Strike by private airlines grounded before take-off
The August 18 strike by private airlines is off. And it seems the smaller low-cost airlines took the lead. SpiceJet pulled out on Sunday, the day after arch-rival IndiGo broke rank, leaving their federation with no options. Samiran Saha and Lalatendu Mishra report. See graphicsindia Updated: Aug 03, 2009 02:52 IST
The August 18 strike by private airlines is off. And it seems the smaller low-cost airlines took the lead. SpiceJet pulled out on Sunday, the day after arch-rival IndiGo broke rank, leaving their federation with no options.
The Federation of Indian Airlines issued a statement late Sunday evening saying it has decided not to suspend flights in view of “agitated public sentiment and potential inconvenience to thousands of passengers”.

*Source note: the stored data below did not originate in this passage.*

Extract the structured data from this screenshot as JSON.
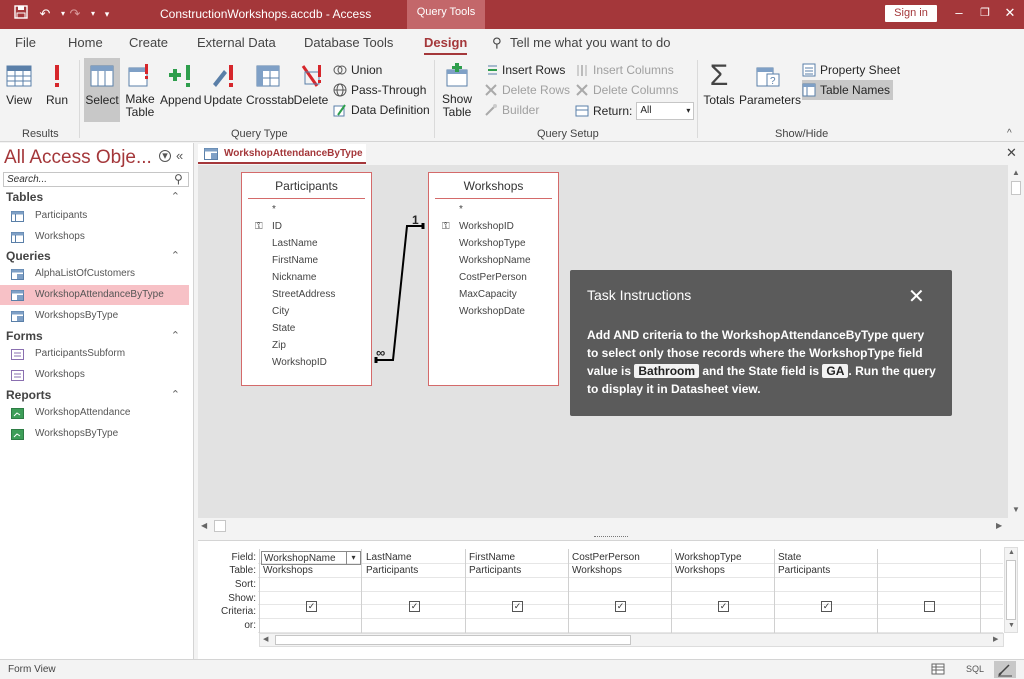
{
  "titlebar": {
    "doc_title": "ConstructionWorkshops.accdb - Access",
    "context_tab": "Query Tools",
    "signin": "Sign in",
    "quick_access": [
      "save",
      "undo",
      "redo",
      "customize"
    ]
  },
  "tabs": [
    {
      "label": "File"
    },
    {
      "label": "Home"
    },
    {
      "label": "Create"
    },
    {
      "label": "External Data"
    },
    {
      "label": "Database Tools"
    },
    {
      "label": "Design"
    },
    {
      "label": "Tell me what you want to do"
    }
  ],
  "ribbon": {
    "results": {
      "label": "Results",
      "view": "View",
      "run": "Run"
    },
    "query_type": {
      "label": "Query Type",
      "select": "Select",
      "make_table": "Make Table",
      "append": "Append",
      "update": "Update",
      "crosstab": "Crosstab",
      "delete": "Delete",
      "union": "Union",
      "pass_through": "Pass-Through",
      "data_definition": "Data Definition"
    },
    "query_setup": {
      "label": "Query Setup",
      "show_table": "Show Table",
      "insert_rows": "Insert Rows",
      "delete_rows": "Delete Rows",
      "builder": "Builder",
      "insert_columns": "Insert Columns",
      "delete_columns": "Delete Columns",
      "return_label": "Return:",
      "return_value": "All"
    },
    "show_hide": {
      "label": "Show/Hide",
      "totals": "Totals",
      "parameters": "Parameters",
      "property_sheet": "Property Sheet",
      "table_names": "Table Names"
    }
  },
  "nav": {
    "title": "All Access Obje...",
    "search_placeholder": "Search...",
    "groups": [
      {
        "name": "Tables",
        "items": [
          "Participants",
          "Workshops"
        ]
      },
      {
        "name": "Queries",
        "items": [
          "AlphaListOfCustomers",
          "WorkshopAttendanceByType",
          "WorkshopsByType"
        ]
      },
      {
        "name": "Forms",
        "items": [
          "ParticipantsSubform",
          "Workshops"
        ]
      },
      {
        "name": "Reports",
        "items": [
          "WorkshopAttendance",
          "WorkshopsByType"
        ]
      }
    ]
  },
  "doc_tab": "WorkshopAttendanceByType",
  "design": {
    "participants": {
      "title": "Participants",
      "fields": [
        "*",
        "ID",
        "LastName",
        "FirstName",
        "Nickname",
        "StreetAddress",
        "City",
        "State",
        "Zip",
        "WorkshopID"
      ]
    },
    "workshops": {
      "title": "Workshops",
      "fields": [
        "*",
        "WorkshopID",
        "WorkshopType",
        "WorkshopName",
        "CostPerPerson",
        "MaxCapacity",
        "WorkshopDate"
      ]
    },
    "relation": {
      "one": "1",
      "many": "∞"
    }
  },
  "task": {
    "title": "Task Instructions",
    "text_1": "Add AND criteria to the WorkshopAttendanceByType query to select only those records where the WorkshopType field value is ",
    "value_1": "Bathroom",
    "text_2": " and the State field is ",
    "value_2": "GA",
    "text_3": ". Run the query to display it in Datasheet view."
  },
  "qbe": {
    "row_labels": [
      "Field:",
      "Table:",
      "Sort:",
      "Show:",
      "Criteria:",
      "or:"
    ],
    "columns": [
      {
        "field": "WorkshopName",
        "table": "Workshops",
        "show": true
      },
      {
        "field": "LastName",
        "table": "Participants",
        "show": true
      },
      {
        "field": "FirstName",
        "table": "Participants",
        "show": true
      },
      {
        "field": "CostPerPerson",
        "table": "Workshops",
        "show": true
      },
      {
        "field": "WorkshopType",
        "table": "Workshops",
        "show": true
      },
      {
        "field": "State",
        "table": "Participants",
        "show": true
      },
      {
        "field": "",
        "table": "",
        "show": false
      }
    ]
  },
  "status": {
    "text": "Form View",
    "sql": "SQL"
  },
  "colors": {
    "accent": "#a4373a",
    "selected_nav": "#f7c1c6"
  }
}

<b1>This statement came shortly after SpiceJet’s announcement that it would be flying as normal on August 18. The federation was till then officially maintaining there was no change in its earlier stand.
The federation, the apex body of airlines, announced on July 31 its members Jet Airways, Kingfisher, SpiceJet, IndiGo and Go Air would not be operating their flights on August 18 in support of their demands.
The federation had said it was not looking for “charity or a bailout” but just wanted to be treated fairly. They are demanding a cut in tax on jet fuel and airport fees, to international standards.
Civil aviation minister Praful Patel on Saturday ruled out any financial package for the airlines saying their losses were on account of poor passenger load, economic slowdown and high cost of jet fuel. There was no change in the government’s stand, till late Sunday evening.
And that made the airlines look terrible. “It was stupid to call a strike,” said Captain CY Gopinath, who once owned no-frills Deccan Airways. “If they had decided, they should have stuck to it.”
He said it’s the smaller low-cost airlines that made the federation change its decision. “Once again the LCCs (low-cost carriers) realised they were falling into a trap and jumped the ship forcing big boys to follow,” he said.
Officials at some low-cost carriers confirmed that but refused to come on record. But they argued their financial condition was not as bad as the big airlines.
Most said they were confident of a better balance sheet by the end of next quarter. A case in point was SpiceJet, which has reported net profit of Rs 26 crore in the April-June quarter.
IndiGo revolted on Saturday. By Sunday evening arch-rival SpiceJet decided to operate flight irrespective of the outcome of any discussion with the government and federation.
What made the FIA buckle was Air India’s decision to operate more flights that day. Besides, the federation didn’t look too convinced of its own threat — all its airlines continued to book tickets for August 18.
Kingfisher and Jet Airways, the two big airlines, were said to be largely responsible for the federation’s militant stand, given the extent of their financial woes. They are both bleeding, financially.
Neither could be contacted for comments.